Laura Macky Photography

Journey of a body on this earth


Discovering the Art

Ever since I visited The Accademia in Florence where I saw Michelangelo’s “The David” along with other sculptures of his, I’ve always been reminded of a powerful quote by that amazing artist which is:  “Every block of stone has a statue inside it and it is the task of the sculptor to discover it.”

While I’m not a sculptor, I think of this quote almost every time before I delete an image off my computer and declare it unusable.  Maybe it looks too dark or is not properly exposed or maybe it just looks lifeless.  Sometimes there is art inside even if it doesn’t seem like it, but how do we reveal it???

The number one reason I’m able to “save an image” or actually “reveal what is hiding in the image” is that I always shoot in RAW.  Shooting in raw gives me a lot more information to work with in post processing and is the number one reason I can work with a photo and create so many different effects.  But honestly, I wouldn’t let that dissuade you if you don’t have a fancy camera.  Even shooting with the iPhone can prove to be an artistic mini journey with all the apps that are out there.  (If you want, you can check out my Instagram for all my iPhone photography which are all taken and edited on the iPhone.  No photoshop involved.)

Basically if I took a picture of something, I wanted to take that picture for a reason whether it be the color, light, sky, details, strong composition, reflection, etc.  So when viewing one of these seemingly bland images on my computer, I consciously ask myself what attracted me to the scene?  It’s usually not just an overall appeal…there is usually a component (or components) that compelled me to take the picture in the first place; therefore, those are the components I try to bring out in the editing process.

Ahh…the unique greenish-blueish luminescence of the church….the early evening glow in the sky….the light on the buildings, the details of the windows, the green grass lining the lake, the reflection….there is an image wanting to be seen and felt.  It just needs to be coaxed out sometimes.

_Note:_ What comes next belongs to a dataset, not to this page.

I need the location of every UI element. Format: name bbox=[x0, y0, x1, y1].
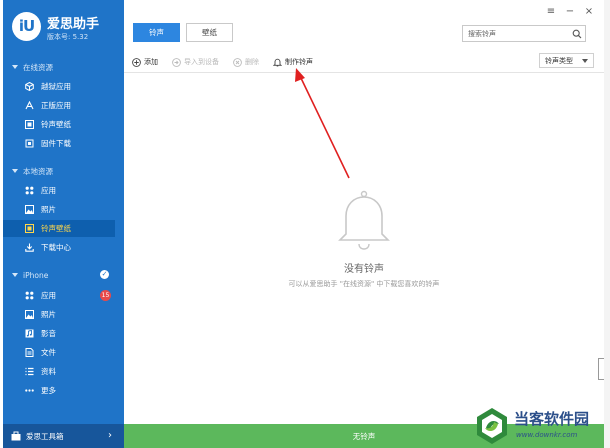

(p.s. – I inadvertently deleted the original otherwise I would’ve pasted it here as well.  It was contrasty and a bit dark…I’m laughing!  I usually have the original in my PSD file.  Maybe I need ANOTHER post on not deleting things.  LOL!!!!)


Lake Merritt with the Crow Canyon Clickers


A bit on panoramas…

Sorry….I know I posted earlier but I’m excited!

I’m excited because tomorrow afternoon I’m taking my camera club for a tour in a beautiful church.  I’ve taken a couple pictures there before and wondered how I could present a new look that would be different from my previous shots.  Enter idea:  Panorama!

While mostly panoramas are thought of for landscapes, I’ve been reading up on panoramas used for architecture so that’s what I plan on doing tomorrow.  Let’s pray it works out!  Hmm…well I’ll be in a church so praying would be so perfect, right???  🙂

To prepare for my momentous occasion, I tested it out today with the landscape shot below.  While I know it’s different for architecture, I wanted to make sure I knew the best camera settings and how to stitch them together in photoshop.  I know Lightroom does this and I tested it out there.  While it’s ok, I preferred to open my layers in photoshop and create the panorama from there.  In this way I could create a smart object and go back and redo something if it didn’t work out.

It was fun to get myself situated so that I know what I’m doing tomorrow somewhat.  I can’t wait to find out how it goes.  I plan on taking some regular shots just in case lol.

And naturally this image has my own twist to it with its colorization.  🙂

Panorama Test

Panorama Test



Expanding Horizons – Size Contrast

One of the types of contrasts I’ve been focusing on lately is contrast in size of elements within the frame.  Notice how huge the cloud is and notice the inclusion of smaller elements like trees and ponds in the frame.  This contrast in size provides interest to the eye and conveys “majesty” or “awe” in an image.  (Or at least attempts to lol.)

If I were to photograph the large cloud only, against a hill with no trees for example, it most likely wouldn’t be as interesting as showing it with smaller elements because you wouldn’t fully appreciate the cloud’s magnitude.  You might’ve noticed size contrast in my last post of Drakes Beach in which the tiny people were shown against the huge sheared cliff shoreline.

I hope you enjoy the image and found the post helpful!  Have a wonderful Thursday!